Take a look at this exchange from Thelma & Louise between two very different characters who come from the exact same background, Thelma and her husband, Darryl:

THELMA

Hon.

DARRYL

What.

THELMA

(she decides not to tell him)

Have a good day at work today.

DARRYL

Uh-huh.

THELMA

Hon?

DARRYL

What?!

THELMA

You want anything special for dinner?

DARRYL

No, Thelma, I don't give a shit what we have for dinner. I may not even make it home for dinner. You know how Fridays are.

THELMA

Funny how so many people wanna buy carpet on a Friday night. You'd almost think they'd want to forget about it for the weekend.

DARRYL

Well then, it's a good thing you're not regional manager and I am.

We can hear that Thelma is sweet, or at least cowed, by the way she says "Hon" and the way she wishes Darryl a good day and asks his preference for dinner. We can immediately hear that Darryl isn't remotely interested in Thelma from his abrupt sequence of "What—Uh-huh—What?!" If there were any doubt about Darryl being a jerk, we'd get it from his vulgar, "I don't give a shit what we have for dinner."

There is often a power dynamic in scenes, with one character establishing more dominance than the other. Darryl is obviously the dominant one here, though Thelma makes a subtle comeback with her comment about people buying "carpet on a Friday night." We know she knows he's up to no good, even though she won't say it.

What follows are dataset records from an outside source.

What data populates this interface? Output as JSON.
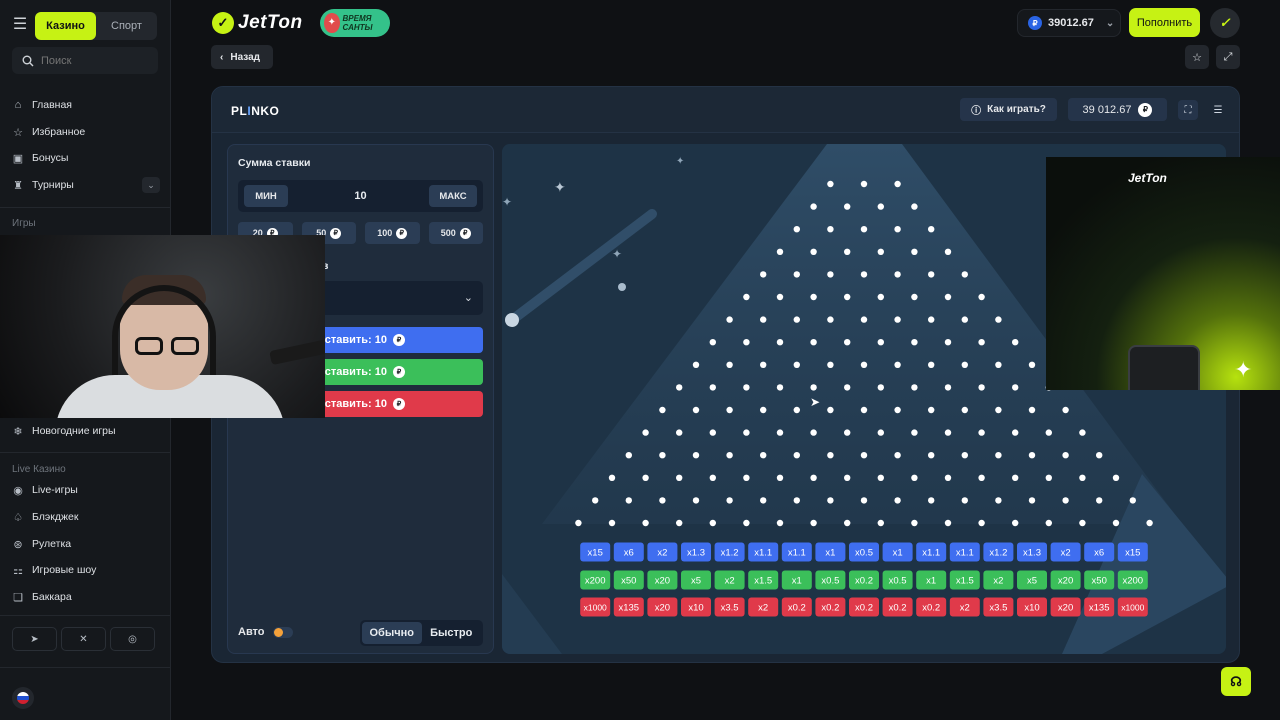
{
  "sidebar": {
    "tabs": [
      {
        "label": "Казино",
        "active": true
      },
      {
        "label": "Спорт",
        "active": false
      }
    ],
    "search": {
      "placeholder": "Поиск"
    },
    "main_items": [
      {
        "label": "Главная",
        "icon": "home-icon"
      },
      {
        "label": "Избранное",
        "icon": "star-icon"
      },
      {
        "label": "Бонусы",
        "icon": "gift-icon"
      },
      {
        "label": "Турниры",
        "icon": "trophy-icon"
      }
    ],
    "games_title": "Игры",
    "new_year_item": {
      "label": "Новогодние игры",
      "icon": "snowflake-icon"
    },
    "live_title": "Live Казино",
    "live_items": [
      {
        "label": "Live-игры",
        "icon": "live-icon"
      },
      {
        "label": "Блэкджек",
        "icon": "spade-icon"
      },
      {
        "label": "Рулетка",
        "icon": "roulette-icon"
      },
      {
        "label": "Игровые шоу",
        "icon": "show-icon"
      },
      {
        "label": "Баккара",
        "icon": "baccarat-icon"
      }
    ],
    "socials": [
      "telegram-icon",
      "x-icon",
      "instagram-icon"
    ]
  },
  "header": {
    "logo": "JetTon",
    "promo_badge": "ВРЕМЯ САНТЫ",
    "balance": "39012.67",
    "currency_symbol": "₽",
    "deposit_label": "Пополнить",
    "back_label": "Назад"
  },
  "game": {
    "name_prefix": "PL",
    "name_accent": "I",
    "name_suffix": "NKO",
    "how_to_play": "Как играть?",
    "balance": "39 012.67",
    "panel": {
      "stake_label": "Сумма ставки",
      "min_label": "МИН",
      "max_label": "МАКС",
      "stake_value": "10",
      "chips": [
        "20",
        "50",
        "100",
        "500"
      ],
      "risk_label_visible": "в",
      "play_buttons": [
        {
          "label": "Поставить: 10",
          "color": "#3f6ef0"
        },
        {
          "label": "Поставить: 10",
          "color": "#3bbf5a"
        },
        {
          "label": "Поставить: 10",
          "color": "#e03a4a"
        }
      ],
      "auto_label": "Авто",
      "speed_options": [
        {
          "label": "Обычно",
          "active": true
        },
        {
          "label": "Быстро",
          "active": false
        }
      ]
    },
    "multipliers": {
      "blue": [
        "x15",
        "x6",
        "x2",
        "x1.3",
        "x1.2",
        "x1.1",
        "x1.1",
        "x1",
        "x0.5",
        "x1",
        "x1.1",
        "x1.1",
        "x1.2",
        "x1.3",
        "x2",
        "x6",
        "x15"
      ],
      "green": [
        "x200",
        "x50",
        "x20",
        "x5",
        "x2",
        "x1.5",
        "x1",
        "x0.5",
        "x0.2",
        "x0.5",
        "x1",
        "x1.5",
        "x2",
        "x5",
        "x20",
        "x50",
        "x200"
      ],
      "red": [
        "x1000",
        "x135",
        "x20",
        "x10",
        "x3.5",
        "x2",
        "x0.2",
        "x0.2",
        "x0.2",
        "x0.2",
        "x0.2",
        "x2",
        "x3.5",
        "x10",
        "x20",
        "x135",
        "x1000"
      ]
    },
    "colors": {
      "blue": "#3f6ef0",
      "green": "#3bbf5a",
      "red": "#e03a4a"
    }
  },
  "overlay": {
    "promo_logo": "JetTon"
  }
}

We also get a sense of the backgrounds of these characters, southern and probably not too highly educated. Their speech is very colloquial and neither would be able to match Hans's elegance nor McClane's flippancy.

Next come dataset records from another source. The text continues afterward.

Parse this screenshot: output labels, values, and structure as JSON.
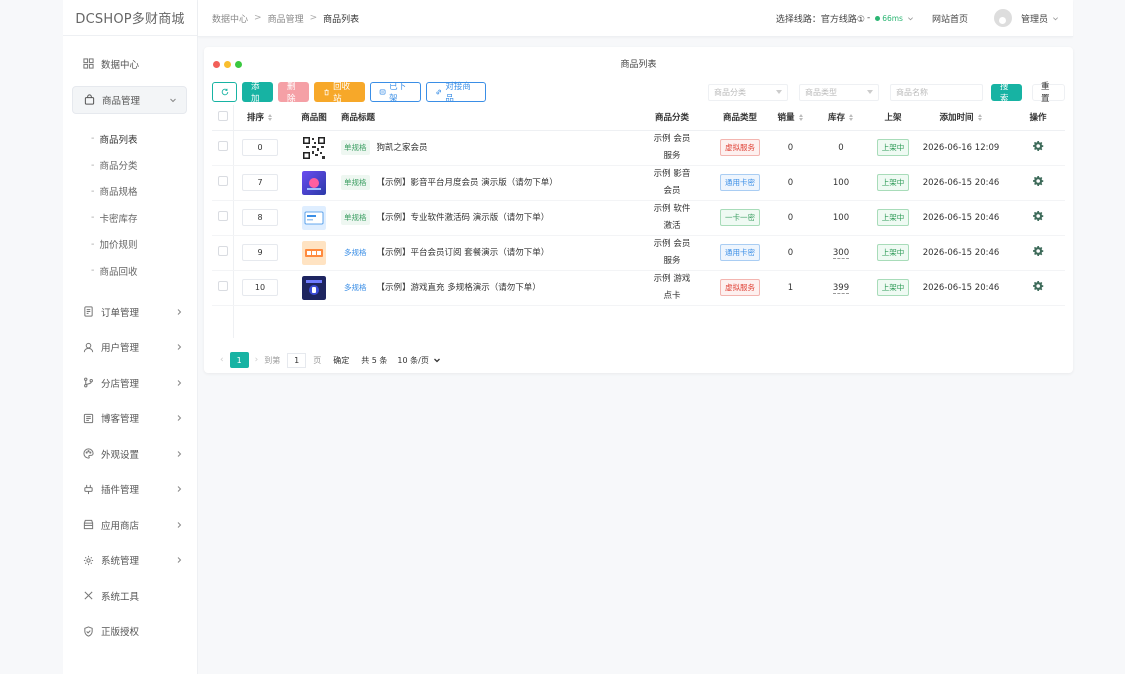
{
  "app": {
    "logo": "DCSHOP多财商城"
  },
  "header": {
    "breadcrumb": [
      "数据中心",
      "商品管理",
      "商品列表"
    ],
    "route_label": "选择线路：官方线路①",
    "ping": "66ms",
    "site_home": "网站首页",
    "user": "管理员"
  },
  "sidebar": {
    "items": [
      {
        "label": "数据中心",
        "icon": "dashboard-icon"
      },
      {
        "label": "商品管理",
        "icon": "bag-icon"
      },
      {
        "label": "订单管理",
        "icon": "order-icon"
      },
      {
        "label": "用户管理",
        "icon": "user-icon"
      },
      {
        "label": "分店管理",
        "icon": "branch-icon"
      },
      {
        "label": "博客管理",
        "icon": "blog-icon"
      },
      {
        "label": "外观设置",
        "icon": "palette-icon"
      },
      {
        "label": "插件管理",
        "icon": "plugin-icon"
      },
      {
        "label": "应用商店",
        "icon": "store-icon"
      },
      {
        "label": "系统管理",
        "icon": "gear-icon"
      },
      {
        "label": "系统工具",
        "icon": "tools-icon"
      },
      {
        "label": "正版授权",
        "icon": "shield-icon"
      }
    ],
    "submenu": [
      "商品列表",
      "商品分类",
      "商品规格",
      "卡密库存",
      "加价规则",
      "商品回收"
    ]
  },
  "panel": {
    "title": "商品列表"
  },
  "toolbar": {
    "add": "添加",
    "delete": "删除",
    "recycle": "回收站",
    "off_shelf": "已下架",
    "dock": "对接商品"
  },
  "filters": {
    "category_placeholder": "商品分类",
    "type_placeholder": "商品类型",
    "name_placeholder": "商品名称",
    "search": "搜索",
    "reset": "重置"
  },
  "table": {
    "headers": [
      "排序",
      "商品图",
      "商品标题",
      "商品分类",
      "商品类型",
      "销量",
      "库存",
      "上架",
      "添加时间",
      "操作"
    ],
    "rows": [
      {
        "sort": "0",
        "spec": "单规格",
        "title": "狗凯之家会员",
        "category": "示例 会员服务",
        "type": "虚拟服务",
        "type_kind": "virtual",
        "sales": "0",
        "stock": "0",
        "stock_ul": false,
        "status": "上架中",
        "time": "2026-06-16 12:09",
        "thumb": "qr"
      },
      {
        "sort": "7",
        "spec": "单规格",
        "title": "【示例】影音平台月度会员 演示版（请勿下单）",
        "category": "示例 影音会员",
        "type": "通用卡密",
        "type_kind": "card",
        "sales": "0",
        "stock": "100",
        "stock_ul": false,
        "status": "上架中",
        "time": "2026-06-15 20:46",
        "thumb": "blue"
      },
      {
        "sort": "8",
        "spec": "单规格",
        "title": "【示例】专业软件激活码 演示版（请勿下单）",
        "category": "示例 软件激活",
        "type": "一卡一密",
        "type_kind": "one",
        "sales": "0",
        "stock": "100",
        "stock_ul": false,
        "status": "上架中",
        "time": "2026-06-15 20:46",
        "thumb": "light"
      },
      {
        "sort": "9",
        "spec": "多规格",
        "title": "【示例】平台会员订阅 套餐演示（请勿下单）",
        "category": "示例 会员服务",
        "type": "通用卡密",
        "type_kind": "card",
        "sales": "0",
        "stock": "300",
        "stock_ul": true,
        "status": "上架中",
        "time": "2026-06-15 20:46",
        "thumb": "orange"
      },
      {
        "sort": "10",
        "spec": "多规格",
        "title": "【示例】游戏直充 多规格演示（请勿下单）",
        "category": "示例 游戏点卡",
        "type": "虚拟服务",
        "type_kind": "virtual",
        "sales": "1",
        "stock": "399",
        "stock_ul": true,
        "status": "上架中",
        "time": "2026-06-15 20:46",
        "thumb": "dark"
      }
    ]
  },
  "pager": {
    "current": "1",
    "goto_prefix": "到第",
    "goto_value": "1",
    "goto_suffix": "页",
    "confirm": "确定",
    "total": "共 5 条",
    "page_size": "10 条/页"
  },
  "colors": {
    "primary": "#17b3a3",
    "danger": "#f5a0a6",
    "warning": "#f7a829",
    "info": "#3a8ee6"
  }
}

This brings us to the question of dialects. Do not write them phonetically, à la Huckleberry Finn. It's too difficult to read, and you're almost guaranteed to offend someone. Simply say in your description that the character is from the South, or Irish, or whatever designation you need, then indicate the dialect with little touches. The southernness of the characters is easily apparent in this exchange between Thelma and Louise:

LOUISE

How come he let you go?

THELMA

'Cause I didn't ask him.

LOUISE

Aw, shit, Thelma, he's gonna kill you.

The small details, such as "How come . . . " and "Aw, shit" and "'Cause," give just enough regional flavor to get the point across.

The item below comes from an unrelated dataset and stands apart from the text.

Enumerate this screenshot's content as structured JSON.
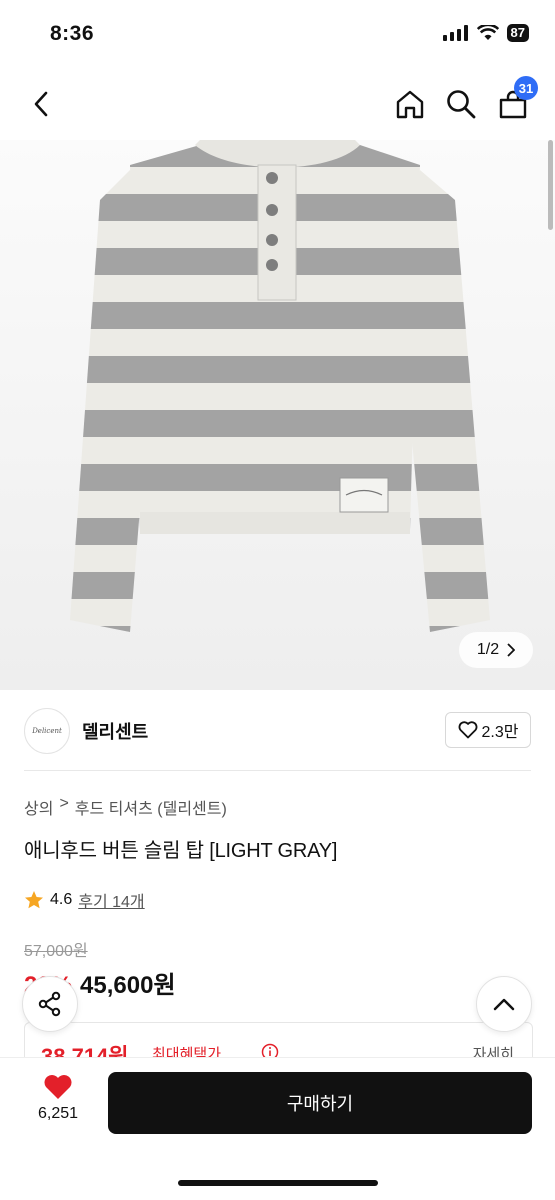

Another way to reveal character through dialogue is to determine how a character would play to a certain audience. I'm not speaking of the audience watching the movie, but rather the audience the character is speaking to. We all change our way of speaking according to our audience—our friends, our boss, a check-out cashier, and so on—and those modulations say a lot about us. If we see a man who's normally smooth and easy suddenly become tongue-tied in front of his mother, we know there's a problem in this relationship. The woman who can't say the right thing to save her life on a date, but is the picture of poise in the boardroom? We know her confidence socially needs to come up a level.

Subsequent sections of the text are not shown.